Notes:
- It would be good if you could share a usable data for questions like this (e.g. via using
dput
). I've included this in my answer.
- I'm including code that tries to simulate your particular use-case by using the
randomNames
package to help generate a data frame with 30000 ID
s and random names
- Though you haven't explicitly stated this, I deduce from the code provided that you'd prefer a base-r solution. That would definitely not be my preference, but I've tried to hack together a base r solution that which, while perhaps not being particularly elegant, should at least contain all of the pieces that you'd need to tailor your own solution.

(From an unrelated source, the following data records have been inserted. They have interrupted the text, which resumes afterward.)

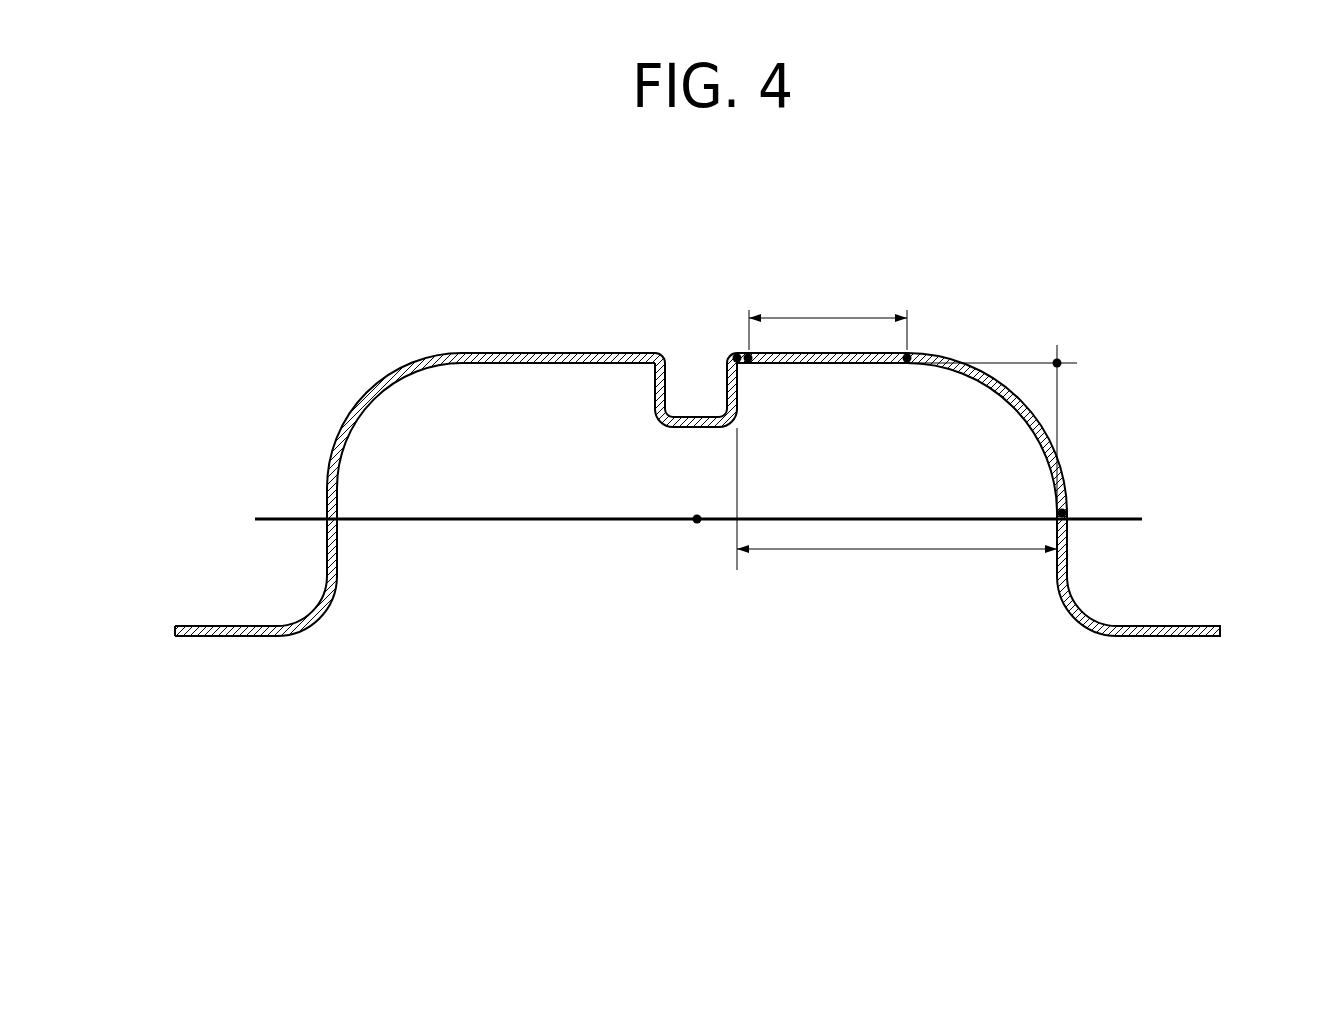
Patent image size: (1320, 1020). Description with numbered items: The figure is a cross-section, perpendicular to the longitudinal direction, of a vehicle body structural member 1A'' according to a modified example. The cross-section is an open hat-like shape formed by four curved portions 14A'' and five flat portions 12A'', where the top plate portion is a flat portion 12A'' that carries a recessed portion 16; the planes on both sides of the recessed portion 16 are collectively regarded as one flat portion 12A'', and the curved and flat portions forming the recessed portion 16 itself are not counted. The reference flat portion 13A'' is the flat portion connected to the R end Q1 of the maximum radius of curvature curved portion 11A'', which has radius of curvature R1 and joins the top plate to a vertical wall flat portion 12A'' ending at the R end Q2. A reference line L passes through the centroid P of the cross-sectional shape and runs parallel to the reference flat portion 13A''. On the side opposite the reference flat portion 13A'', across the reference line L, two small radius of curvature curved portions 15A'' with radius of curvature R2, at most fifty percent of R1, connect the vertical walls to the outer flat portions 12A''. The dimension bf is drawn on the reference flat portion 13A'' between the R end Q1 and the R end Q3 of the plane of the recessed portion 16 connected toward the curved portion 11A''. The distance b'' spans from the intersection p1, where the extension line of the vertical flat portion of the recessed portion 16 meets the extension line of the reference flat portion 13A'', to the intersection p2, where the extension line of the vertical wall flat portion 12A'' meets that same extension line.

The vehicle body structural member 1A'' is at (694, 457).
The flat portion 12A'' is at (695, 585).
The reference flat portion 13A'' is at (718, 386).
The curved portion 14A'' is at (350, 420).
The maximum radius of curvature curved portion 11A'' is at (1087, 433).
The small radius of curvature curved portion 15A'' is at (697, 611).
The recessed portion 16 is at (693, 384).
The radius of curvature of the maximum radius of curvature curved portion R1 is at (1020, 406).
The radius of curvature of the small radius of curvature curved portion R2 is at (313, 613).
The reference line L is at (684, 521).
The centroid P is at (697, 514).
The R end Q1 is at (913, 353).
The R end Q2 is at (1067, 511).
The R end Q3 is at (736, 355).
The intersection p1 is at (745, 357).
The intersection p2 is at (1062, 359).
The width of reference flat portion bf is at (828, 313).
The distance b'' is at (897, 508).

- I also provide a tidyverse solution which would be my preference (and in case others may find it useful)
-
NB: Neither of these approaches are particularly performant as the data grows (I haven't benchmarked either against your loop, but I'd be surprised if they were markedly faster). Having pretty much zero familiarity with the sodium package, I think this is mainly because you generate a unique nonce for every row of your data, effectively forcing sodium's vectorised
data_encrypt
function to operate like a non-vecorised function. It is not immediately clear to me why one would want to do this.
Data:
# create data
df <- structure(
list(
ID = c(1, 2, 3, 4, 5),
Name = c("John", "Peter", "Mark", "Joe", "Tim"),
Attr = c("A1", "A1", "A2", "A2", "A3")
),
row.names = c(NA, -5L),
class = c("tbl_df", "tbl", "data.frame")
)
# create "large", "simulated" data frame to replicate user's use-case
df_large <- data.frame(
ID = 1:30000,
Name = randomNames::randomNames(30000, which.names = 'first')
)
# create encryption key (that works with sodium functions)
key <- sha256(charToRaw("somespecialkey"))
Base R approach:
# function to encrypt vector on inputs with a given key and return a data frame
# with a column for the resultant encrypted input and nonce values
encrypt_vector <- function(input, key) {
list_output <- lapply(input, function(x) {
# 1. Generate a singular nonce for each row of data.
rnonce <- random(24)
# 2. Encrypt name column of df
serializedName <- serialize(x, NULL)
cipher <- data_encrypt(serializedName, key, rnonce)
# 3. Store the encrypted name, class and nonce
list(name = bin2hex(cipher), nonce = bin2hex(rnonce))
})
data.frame(do.call(rbind, list_output))
}
# apply to small data
x <- encrypt_vector(df$Name, key)
df$Name <- x$name
df$nonce <- x$nonce
# apply to large data (slow)
x <- encrypt_vector(df_large$Name, key)
df_large$Name <- x$name
df_large$nonce <- x$nonce
Tidyverse approach:
# function to encrypt vector on inputs with a given key and return a data frame
# with a column for the resultant encrypted input and nonce values
encrypt_vector <- function(input, key) {
list_output <- map(input, function(x) {
# 1. Generate a singular nonce for each row of data.
rnonce <- random(24)
# 2. Encrypt name column of df
serializedName <- serialize(x, NULL)
cipher <- data_encrypt(serializedName, key, rnonce)
# 3. Store the encrypted name, class and nonce
tibble(name = bin2hex(cipher), nonce = bin2hex(rnonce))
})
}
# apply to small data
df <- df %>%
mutate(encryption = encrypt_vector(Name, key)) %>%
select(-Name) %>%
unnest() %>%
rename(Name = name)
# apply to large data
df_large <- df_large %>%
mutate(encryption = encrypt_vector(Name, key)) %>%
select(-Name) %>%
unnest() %>%
rename(Name = name)